À la page 20 de son rapport d’activité 2017, le dernier en date, la DGCPT informe que « le stock de la dette publique (sénégalaise) est estimé à 5.848,5 milliards de FCFA en fin 2017, soit 61,24 % du PIB [Produit intérieur brut] ».

« Il a progressé de 10,5 % relativement au stock à fin 2016 », renseigne la même source, qui précise que « l’encours de la dette à fin 2017 est composé de 4.546,3 milliards de FCFA de dette extérieure (77,7 %) et de 1.302,2 milliards de FCFA de dette intérieure (22,3 %) ».

 



 

La dette extérieure et la dette intérieure se composent comme suit :



Selon l'économiste Chérif Salif Sy, « il est acceptable que les chiffres absolus soient arrondis en restant très proche du montant exact. En l'occurrence, à moins de dire 'environ' il faut donner le montant exact qui est connu par ailleurs ».

 

Claim

La balance commerciale est déficitaire de 2.000 milliards de FCFA avec 3.500 milliards de FCFA d'importations contre 1.500 milliards de FCFA d'exportations

Verdict

misleading


Nous avons consulté les dernières statistiques du commerce extérieur publiées par l'Agence nationale de la statistique et de la démographie du Sénégal (ANSD).

En septembre 2018, les exportations du Sénégal sont évaluées à 111,2 milliards de FCFA, tandis que les importations, sur la même période, sont de l'ordre de 338,7 milliards de FCFA. Le solde commercial (ou balance commerciale) s’est établi à - 227,5 milliards de FCFA en septembre 2018.

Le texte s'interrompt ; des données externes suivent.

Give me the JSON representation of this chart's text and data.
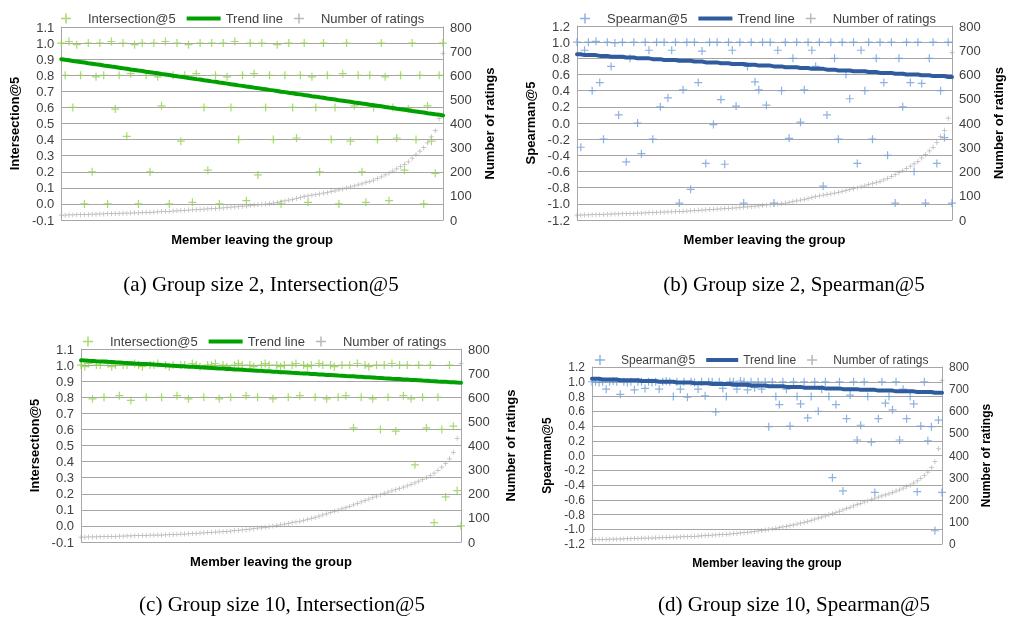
{
  "chart_data": [
    {
      "type": "scatter",
      "title": "(a) Group size 2, Intersection@5",
      "xlabel": "Member leaving the group",
      "ylabel": "Intersection@5",
      "y2label": "Number of ratings",
      "legend": "top",
      "grid": "y",
      "categories": [
        null,
        null,
        null,
        null,
        null,
        null,
        null,
        null,
        null,
        null,
        null,
        null,
        null,
        null,
        null,
        null,
        null,
        null,
        null,
        null,
        null,
        null,
        null,
        null,
        null,
        null,
        null,
        null,
        null,
        null,
        null,
        null,
        null,
        null,
        null,
        null,
        null,
        null,
        null,
        null,
        null,
        null,
        null,
        null,
        null,
        null,
        null,
        null,
        null,
        null,
        null,
        null,
        null,
        null,
        null,
        null,
        null,
        null,
        null,
        null,
        null,
        null,
        null,
        null,
        null,
        null,
        null,
        null,
        null,
        null,
        null,
        null,
        null,
        null,
        null,
        null,
        null,
        null,
        null,
        null,
        null,
        null,
        null,
        null,
        null,
        null,
        null,
        null,
        null,
        null,
        null,
        null,
        null,
        null,
        null,
        null,
        null,
        null,
        null,
        null
      ],
      "ylim": [
        -0.1,
        1.1
      ],
      "yticks": [
        -0.1,
        {
          "value": 0,
          "label": "0.0"
        },
        0.1,
        0.2,
        0.3,
        0.4,
        0.5,
        0.6,
        0.7,
        0.8,
        0.9,
        {
          "value": 1,
          "label": "1.0"
        },
        1.1
      ],
      "y2lim": [
        0,
        800
      ],
      "y2ticks": [
        0,
        100,
        200,
        300,
        400,
        500,
        600,
        700,
        800
      ],
      "series": [
        {
          "type": "scatter",
          "name": "Intersection@5",
          "color": "#92d050",
          "marker": "cross",
          "values": [
            1,
            0.8,
            1.01,
            0.6,
            0.99,
            0.8,
            0,
            1,
            0.2,
            0.79,
            1,
            0.8,
            0,
            1.01,
            0.59,
            0.8,
            1,
            0.42,
            0.81,
            0.99,
            0,
            1,
            0.8,
            0.2,
            1,
            0.79,
            0.61,
            1.01,
            0,
            0.8,
            1,
            0.39,
            0.8,
            0.99,
            0.01,
            0.81,
            1,
            0.6,
            0.21,
            1,
            0.8,
            0,
            1,
            0.79,
            0.6,
            1.01,
            0.4,
            0.8,
            0.02,
            1,
            0.81,
            0.18,
            1,
            0.6,
            0.8,
            0.4,
            0.99,
            0,
            0.8,
            1,
            0.6,
            0.41,
            0.8,
            1,
            0.01,
            0.79,
            0.6,
            0.2,
            1,
            0.8,
            0.4,
            0.6,
            0,
            0.81,
            1,
            0.39,
            0.61,
            0.8,
            0.2,
            0.01,
            0.8,
            0.6,
            0.4,
            1,
            0.79,
            0.02,
            0.6,
            0.41,
            0.8,
            0.21,
            0.59,
            1,
            0.4,
            0.8,
            0,
            0.61,
            0.39,
            0.19,
            0.8,
            1
          ]
        },
        {
          "type": "line",
          "name": "Trend line",
          "color": "#00a000",
          "marker": "none",
          "line_style": "solid",
          "values": [
            0.9,
            0.896,
            0.893,
            0.889,
            0.886,
            0.882,
            0.879,
            0.875,
            0.872,
            0.868,
            0.865,
            0.861,
            0.858,
            0.854,
            0.851,
            0.847,
            0.843,
            0.84,
            0.836,
            0.833,
            0.829,
            0.826,
            0.822,
            0.819,
            0.815,
            0.812,
            0.808,
            0.805,
            0.801,
            0.797,
            0.794,
            0.79,
            0.787,
            0.783,
            0.78,
            0.776,
            0.773,
            0.769,
            0.766,
            0.762,
            0.759,
            0.755,
            0.752,
            0.748,
            0.744,
            0.741,
            0.737,
            0.734,
            0.73,
            0.727,
            0.723,
            0.72,
            0.716,
            0.713,
            0.709,
            0.706,
            0.702,
            0.698,
            0.695,
            0.691,
            0.688,
            0.684,
            0.681,
            0.677,
            0.674,
            0.67,
            0.667,
            0.663,
            0.66,
            0.656,
            0.653,
            0.649,
            0.645,
            0.642,
            0.638,
            0.635,
            0.631,
            0.628,
            0.624,
            0.621,
            0.617,
            0.614,
            0.61,
            0.607,
            0.603,
            0.599,
            0.596,
            0.592,
            0.589,
            0.585,
            0.582,
            0.578,
            0.575,
            0.571,
            0.568,
            0.564,
            0.561,
            0.557,
            0.554,
            0.55
          ]
        },
        {
          "type": "scatter",
          "name": "Number of ratings",
          "color": "#a6a6a6",
          "marker": "cross",
          "axis": "y2",
          "values": [
            20,
            20,
            21,
            21,
            22,
            22,
            23,
            23,
            24,
            24,
            25,
            25,
            26,
            26,
            27,
            27,
            28,
            28,
            29,
            30,
            30,
            31,
            32,
            32,
            33,
            34,
            35,
            35,
            36,
            37,
            38,
            39,
            40,
            41,
            42,
            43,
            44,
            45,
            46,
            47,
            48,
            49,
            50,
            52,
            53,
            54,
            55,
            57,
            58,
            60,
            62,
            63,
            65,
            66,
            68,
            70,
            73,
            76,
            79,
            82,
            85,
            89,
            93,
            97,
            100,
            103,
            105,
            108,
            111,
            114,
            118,
            121,
            125,
            129,
            133,
            137,
            141,
            146,
            150,
            155,
            159,
            165,
            172,
            179,
            187,
            195,
            203,
            212,
            222,
            231,
            241,
            256,
            270,
            285,
            300,
            320,
            345,
            370,
            420,
            690
          ]
        }
      ]
    },
    {
      "type": "scatter",
      "title": "(b) Group size 2, Spearman@5",
      "xlabel": "Member leaving the group",
      "ylabel": "Spearman@5",
      "y2label": "Number of ratings",
      "legend": "top",
      "grid": "y",
      "categories": [
        null,
        null,
        null,
        null,
        null,
        null,
        null,
        null,
        null,
        null,
        null,
        null,
        null,
        null,
        null,
        null,
        null,
        null,
        null,
        null,
        null,
        null,
        null,
        null,
        null,
        null,
        null,
        null,
        null,
        null,
        null,
        null,
        null,
        null,
        null,
        null,
        null,
        null,
        null,
        null,
        null,
        null,
        null,
        null,
        null,
        null,
        null,
        null,
        null,
        null,
        null,
        null,
        null,
        null,
        null,
        null,
        null,
        null,
        null,
        null,
        null,
        null,
        null,
        null,
        null,
        null,
        null,
        null,
        null,
        null,
        null,
        null,
        null,
        null,
        null,
        null,
        null,
        null,
        null,
        null,
        null,
        null,
        null,
        null,
        null,
        null,
        null,
        null,
        null,
        null,
        null,
        null,
        null,
        null,
        null,
        null,
        null,
        null,
        null,
        null
      ],
      "ylim": [
        -1.2,
        1.2
      ],
      "yticks": [
        -1.2,
        {
          "value": -1,
          "label": "-1.0"
        },
        -0.8,
        -0.6,
        -0.4,
        -0.2,
        {
          "value": 0,
          "label": "0.0"
        },
        0.2,
        0.4,
        0.6,
        0.8,
        {
          "value": 1,
          "label": "1.0"
        },
        1.2
      ],
      "y2lim": [
        0,
        800
      ],
      "y2ticks": [
        0,
        100,
        200,
        300,
        400,
        500,
        600,
        700,
        800
      ],
      "series": [
        {
          "type": "scatter",
          "name": "Spearman@5",
          "color": "#6f9fd8",
          "marker": "cross",
          "values": [
            1,
            -0.3,
            0.9,
            1,
            0.4,
            1.01,
            0.5,
            -0.2,
            1,
            0.7,
            0.99,
            0.1,
            1,
            -0.48,
            0.8,
            1,
            0,
            -0.38,
            1,
            0.9,
            -0.2,
            1,
            0.2,
            1,
            0.31,
            0.9,
            1,
            -0.99,
            0.41,
            1,
            -0.82,
            1,
            0.5,
            0.89,
            -0.5,
            1,
            -0.02,
            1,
            0.29,
            -0.51,
            1,
            0.9,
            0.21,
            1,
            -0.99,
            0.7,
            1,
            0.51,
            0.41,
            1,
            0.22,
            1,
            -0.99,
            0.9,
            0.4,
            1,
            -0.19,
            0.8,
            1,
            0.01,
            0.41,
            1,
            0.9,
            0.7,
            1,
            -0.78,
            0.1,
            1,
            0.8,
            -0.2,
            1,
            0.6,
            0.3,
            1,
            -0.5,
            0.9,
            0.4,
            1,
            -0.2,
            0.8,
            1,
            0.5,
            -0.4,
            1,
            -0.99,
            0.8,
            0.2,
            1,
            0.5,
            -0.6,
            1,
            0.49,
            -0.99,
            0.8,
            1,
            -0.5,
            0.4,
            -0.18,
            1,
            -0.99
          ]
        },
        {
          "type": "line",
          "name": "Trend line",
          "color": "#2e5c9e",
          "marker": "none",
          "line_style": "solid",
          "values": [
            0.85,
            0.85,
            0.84,
            0.84,
            0.84,
            0.84,
            0.83,
            0.83,
            0.83,
            0.82,
            0.82,
            0.82,
            0.82,
            0.81,
            0.81,
            0.81,
            0.8,
            0.8,
            0.8,
            0.8,
            0.79,
            0.79,
            0.79,
            0.78,
            0.78,
            0.78,
            0.78,
            0.77,
            0.77,
            0.77,
            0.77,
            0.76,
            0.76,
            0.76,
            0.75,
            0.75,
            0.75,
            0.75,
            0.74,
            0.74,
            0.74,
            0.73,
            0.73,
            0.73,
            0.73,
            0.72,
            0.72,
            0.72,
            0.71,
            0.71,
            0.71,
            0.71,
            0.7,
            0.7,
            0.7,
            0.69,
            0.69,
            0.69,
            0.69,
            0.68,
            0.68,
            0.68,
            0.67,
            0.67,
            0.67,
            0.67,
            0.66,
            0.66,
            0.66,
            0.65,
            0.65,
            0.65,
            0.65,
            0.64,
            0.64,
            0.64,
            0.64,
            0.63,
            0.63,
            0.63,
            0.62,
            0.62,
            0.62,
            0.62,
            0.61,
            0.61,
            0.61,
            0.6,
            0.6,
            0.6,
            0.6,
            0.59,
            0.59,
            0.59,
            0.58,
            0.58,
            0.58,
            0.58,
            0.57,
            0.57
          ]
        },
        {
          "type": "scatter",
          "name": "Number of ratings",
          "color": "#a6a6a6",
          "marker": "cross",
          "axis": "y2",
          "values": [
            20,
            20,
            21,
            21,
            22,
            22,
            23,
            23,
            24,
            24,
            25,
            25,
            26,
            26,
            27,
            27,
            28,
            28,
            29,
            30,
            30,
            31,
            32,
            32,
            33,
            34,
            35,
            35,
            36,
            37,
            38,
            39,
            40,
            41,
            42,
            43,
            44,
            45,
            46,
            47,
            48,
            49,
            50,
            52,
            53,
            54,
            55,
            57,
            58,
            60,
            62,
            63,
            65,
            66,
            68,
            70,
            73,
            76,
            79,
            82,
            85,
            89,
            93,
            97,
            100,
            103,
            105,
            108,
            111,
            114,
            118,
            121,
            125,
            129,
            133,
            137,
            141,
            146,
            150,
            155,
            159,
            165,
            172,
            179,
            187,
            195,
            203,
            212,
            222,
            231,
            241,
            256,
            270,
            285,
            300,
            320,
            345,
            370,
            420,
            690
          ]
        }
      ]
    },
    {
      "type": "scatter",
      "title": "(c) Group size 10, Intersection@5",
      "xlabel": "Member leaving the group",
      "ylabel": "Intersection@5",
      "y2label": "Number of ratings",
      "legend": "top",
      "grid": "y",
      "categories": [
        null,
        null,
        null,
        null,
        null,
        null,
        null,
        null,
        null,
        null,
        null,
        null,
        null,
        null,
        null,
        null,
        null,
        null,
        null,
        null,
        null,
        null,
        null,
        null,
        null,
        null,
        null,
        null,
        null,
        null,
        null,
        null,
        null,
        null,
        null,
        null,
        null,
        null,
        null,
        null,
        null,
        null,
        null,
        null,
        null,
        null,
        null,
        null,
        null,
        null,
        null,
        null,
        null,
        null,
        null,
        null,
        null,
        null,
        null,
        null,
        null,
        null,
        null,
        null,
        null,
        null,
        null,
        null,
        null,
        null,
        null,
        null,
        null,
        null,
        null,
        null,
        null,
        null,
        null,
        null,
        null,
        null,
        null,
        null,
        null,
        null,
        null,
        null,
        null,
        null,
        null,
        null,
        null,
        null,
        null,
        null,
        null,
        null,
        null,
        null
      ],
      "ylim": [
        -0.1,
        1.1
      ],
      "yticks": [
        -0.1,
        {
          "value": 0,
          "label": "0.0"
        },
        0.1,
        0.2,
        0.3,
        0.4,
        0.5,
        0.6,
        0.7,
        0.8,
        0.9,
        {
          "value": 1,
          "label": "1.0"
        },
        1.1
      ],
      "y2lim": [
        0,
        800
      ],
      "y2ticks": [
        0,
        100,
        200,
        300,
        400,
        500,
        600,
        700,
        800
      ],
      "series": [
        {
          "type": "scatter",
          "name": "Intersection@5",
          "color": "#92d050",
          "marker": "cross",
          "values": [
            1,
            0.99,
            1.01,
            0.79,
            1,
            1,
            0.8,
            1.01,
            0.99,
            1,
            0.81,
            1,
            1,
            0.78,
            1.01,
            1,
            0.99,
            0.8,
            1,
            1,
            1.01,
            0.8,
            1,
            0.99,
            1,
            0.81,
            1,
            1,
            0.79,
            1.01,
            1,
            0.99,
            0.8,
            1,
            1,
            1.01,
            0.79,
            1,
            0.99,
            0.8,
            1,
            1.01,
            1,
            0.81,
            1,
            0.99,
            0.8,
            1,
            1.01,
            1,
            0.79,
            1,
            0.99,
            1,
            0.8,
            1,
            1.01,
            0.81,
            1,
            0.99,
            1,
            0.8,
            1.01,
            1,
            0.79,
            1,
            0.99,
            0.8,
            1,
            0.81,
            1,
            0.61,
            1.01,
            0.8,
            1,
            0.99,
            0.79,
            1,
            0.6,
            1,
            0.8,
            1.01,
            0.59,
            1,
            0.81,
            1,
            0.79,
            0.38,
            1,
            0.8,
            0.61,
            1,
            0.02,
            0.8,
            0.6,
            0.18,
            1,
            0.62,
            0.22,
            0
          ]
        },
        {
          "type": "line",
          "name": "Trend line",
          "color": "#00a000",
          "marker": "none",
          "line_style": "solid",
          "values": [
            1.03,
            1.029,
            1.027,
            1.026,
            1.024,
            1.023,
            1.022,
            1.02,
            1.019,
            1.017,
            1.016,
            1.014,
            1.013,
            1.012,
            1.01,
            1.009,
            1.007,
            1.006,
            1.005,
            1.003,
            1.002,
            1,
            0.999,
            0.997,
            0.996,
            0.995,
            0.993,
            0.992,
            0.99,
            0.989,
            0.988,
            0.986,
            0.985,
            0.983,
            0.982,
            0.981,
            0.979,
            0.978,
            0.976,
            0.975,
            0.973,
            0.972,
            0.971,
            0.969,
            0.968,
            0.966,
            0.965,
            0.964,
            0.962,
            0.961,
            0.959,
            0.958,
            0.956,
            0.955,
            0.954,
            0.952,
            0.951,
            0.949,
            0.948,
            0.947,
            0.945,
            0.944,
            0.942,
            0.941,
            0.939,
            0.938,
            0.937,
            0.935,
            0.934,
            0.932,
            0.931,
            0.93,
            0.928,
            0.927,
            0.925,
            0.924,
            0.923,
            0.921,
            0.92,
            0.918,
            0.917,
            0.915,
            0.914,
            0.913,
            0.911,
            0.91,
            0.908,
            0.907,
            0.906,
            0.904,
            0.903,
            0.901,
            0.9,
            0.898,
            0.897,
            0.896,
            0.894,
            0.893,
            0.891,
            0.89
          ]
        },
        {
          "type": "scatter",
          "name": "Number of ratings",
          "color": "#a6a6a6",
          "marker": "cross",
          "axis": "y2",
          "values": [
            20,
            20,
            21,
            21,
            21,
            22,
            22,
            22,
            23,
            23,
            24,
            24,
            25,
            25,
            26,
            26,
            27,
            27,
            28,
            28,
            29,
            29,
            30,
            31,
            31,
            32,
            33,
            33,
            34,
            35,
            36,
            37,
            38,
            39,
            40,
            41,
            42,
            43,
            44,
            45,
            47,
            48,
            50,
            51,
            53,
            55,
            57,
            59,
            61,
            63,
            66,
            68,
            71,
            74,
            77,
            80,
            83,
            86,
            90,
            94,
            98,
            102,
            107,
            112,
            117,
            122,
            127,
            132,
            137,
            142,
            148,
            154,
            160,
            166,
            172,
            178,
            184,
            190,
            196,
            202,
            207,
            212,
            217,
            222,
            227,
            233,
            239,
            245,
            252,
            259,
            266,
            275,
            285,
            297,
            310,
            325,
            345,
            372,
            430,
            740
          ]
        }
      ]
    },
    {
      "type": "scatter",
      "title": "(d) Group size 10, Spearman@5",
      "xlabel": "Member leaving the group",
      "ylabel": "Spearman@5",
      "y2label": "Number of ratings",
      "legend": "top",
      "grid": "y",
      "categories": [
        null,
        null,
        null,
        null,
        null,
        null,
        null,
        null,
        null,
        null,
        null,
        null,
        null,
        null,
        null,
        null,
        null,
        null,
        null,
        null,
        null,
        null,
        null,
        null,
        null,
        null,
        null,
        null,
        null,
        null,
        null,
        null,
        null,
        null,
        null,
        null,
        null,
        null,
        null,
        null,
        null,
        null,
        null,
        null,
        null,
        null,
        null,
        null,
        null,
        null,
        null,
        null,
        null,
        null,
        null,
        null,
        null,
        null,
        null,
        null,
        null,
        null,
        null,
        null,
        null,
        null,
        null,
        null,
        null,
        null,
        null,
        null,
        null,
        null,
        null,
        null,
        null,
        null,
        null,
        null,
        null,
        null,
        null,
        null,
        null,
        null,
        null,
        null,
        null,
        null,
        null,
        null,
        null,
        null,
        null,
        null,
        null,
        null,
        null,
        null
      ],
      "ylim": [
        -1.2,
        1.2
      ],
      "yticks": [
        -1.2,
        {
          "value": -1,
          "label": "-1.0"
        },
        -0.8,
        -0.6,
        -0.4,
        -0.2,
        {
          "value": 0,
          "label": "0.0"
        },
        0.2,
        0.4,
        0.6,
        0.8,
        {
          "value": 1,
          "label": "1.0"
        },
        1.2
      ],
      "y2lim": [
        0,
        800
      ],
      "y2ticks": [
        0,
        100,
        200,
        300,
        400,
        500,
        600,
        700,
        800
      ],
      "series": [
        {
          "type": "scatter",
          "name": "Spearman@5",
          "color": "#6f9fd8",
          "marker": "cross",
          "values": [
            1,
            1,
            0.99,
            1,
            0.9,
            1,
            1.01,
            1,
            0.83,
            1,
            0.99,
            1,
            0.89,
            1,
            1,
            0.91,
            1,
            0.99,
            1,
            0.9,
            1,
            1.01,
            1,
            0.8,
            1,
            0.9,
            1,
            0.79,
            1,
            0.99,
            0.9,
            1,
            0.81,
            1,
            1,
            0.59,
            1,
            0.91,
            0.8,
            1,
            1,
            0.9,
            1.01,
            1,
            0.89,
            1,
            0.92,
            1,
            0.9,
            1,
            0.39,
            1,
            0.8,
            0.69,
            1,
            0.9,
            0.4,
            1,
            0.8,
            0.7,
            1,
            0.51,
            0.8,
            1,
            0.6,
            0.9,
            1,
            0.8,
            -0.3,
            0.69,
            1,
            -0.48,
            0.5,
            0.82,
            1,
            0.21,
            0.41,
            1,
            0.8,
            0.18,
            -0.5,
            0.5,
            1,
            0.71,
            0.8,
            0.62,
            1,
            0.21,
            0.9,
            0.5,
            0.8,
            0.7,
            -0.49,
            0.4,
            1,
            0.2,
            0.39,
            -1.02,
            0.48,
            -0.5
          ]
        },
        {
          "type": "line",
          "name": "Trend line",
          "color": "#2e5c9e",
          "marker": "none",
          "line_style": "solid",
          "values": [
            1.04,
            1.04,
            1.04,
            1.03,
            1.03,
            1.03,
            1.03,
            1.03,
            1.02,
            1.02,
            1.02,
            1.02,
            1.02,
            1.02,
            1.01,
            1.01,
            1.01,
            1.01,
            1.01,
            1,
            1,
            1,
            1,
            1,
            0.99,
            0.99,
            0.99,
            0.99,
            0.99,
            0.98,
            0.98,
            0.98,
            0.98,
            0.98,
            0.97,
            0.97,
            0.97,
            0.97,
            0.97,
            0.97,
            0.96,
            0.96,
            0.96,
            0.96,
            0.96,
            0.95,
            0.95,
            0.95,
            0.95,
            0.95,
            0.94,
            0.94,
            0.94,
            0.94,
            0.94,
            0.93,
            0.93,
            0.93,
            0.93,
            0.93,
            0.92,
            0.92,
            0.92,
            0.92,
            0.92,
            0.92,
            0.91,
            0.91,
            0.91,
            0.91,
            0.91,
            0.9,
            0.9,
            0.9,
            0.9,
            0.9,
            0.89,
            0.89,
            0.89,
            0.89,
            0.89,
            0.88,
            0.88,
            0.88,
            0.88,
            0.88,
            0.87,
            0.87,
            0.87,
            0.87,
            0.87,
            0.87,
            0.86,
            0.86,
            0.86,
            0.86,
            0.86,
            0.85,
            0.85,
            0.85
          ]
        },
        {
          "type": "scatter",
          "name": "Number of ratings",
          "color": "#a6a6a6",
          "marker": "cross",
          "axis": "y2",
          "values": [
            20,
            20,
            21,
            21,
            21,
            22,
            22,
            22,
            23,
            23,
            24,
            24,
            25,
            25,
            26,
            26,
            27,
            27,
            28,
            28,
            29,
            29,
            30,
            31,
            31,
            32,
            33,
            33,
            34,
            35,
            36,
            37,
            38,
            39,
            40,
            41,
            42,
            43,
            44,
            45,
            47,
            48,
            50,
            51,
            53,
            55,
            57,
            59,
            61,
            63,
            66,
            68,
            71,
            74,
            77,
            80,
            83,
            86,
            90,
            94,
            98,
            102,
            107,
            112,
            117,
            122,
            127,
            132,
            137,
            142,
            148,
            154,
            160,
            166,
            172,
            178,
            184,
            190,
            196,
            202,
            207,
            212,
            217,
            222,
            227,
            233,
            239,
            245,
            252,
            259,
            266,
            275,
            285,
            297,
            310,
            325,
            345,
            372,
            430,
            740
          ]
        }
      ]
    }
  ]
}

Africa Check a aussi observé la Note d'analyse du commerce extérieur du Sénégal pour l'année 2017 également publiée par l'ANSD.

Le document révèle que les exportations du Sénégal se sont hissées à 1.486,4 milliards de FCFA en 2017 tandis que les importations ont été de 3.536,5 milliards de FCFA , soit une balance commerciale de l'ordre de 2.050 milliards de FCFA.

M. Guèye pourrait faire référence à ces derniers chiffres. Mais le fait de ne pas préciser la période rend l'information susceptible d'induire en erreur.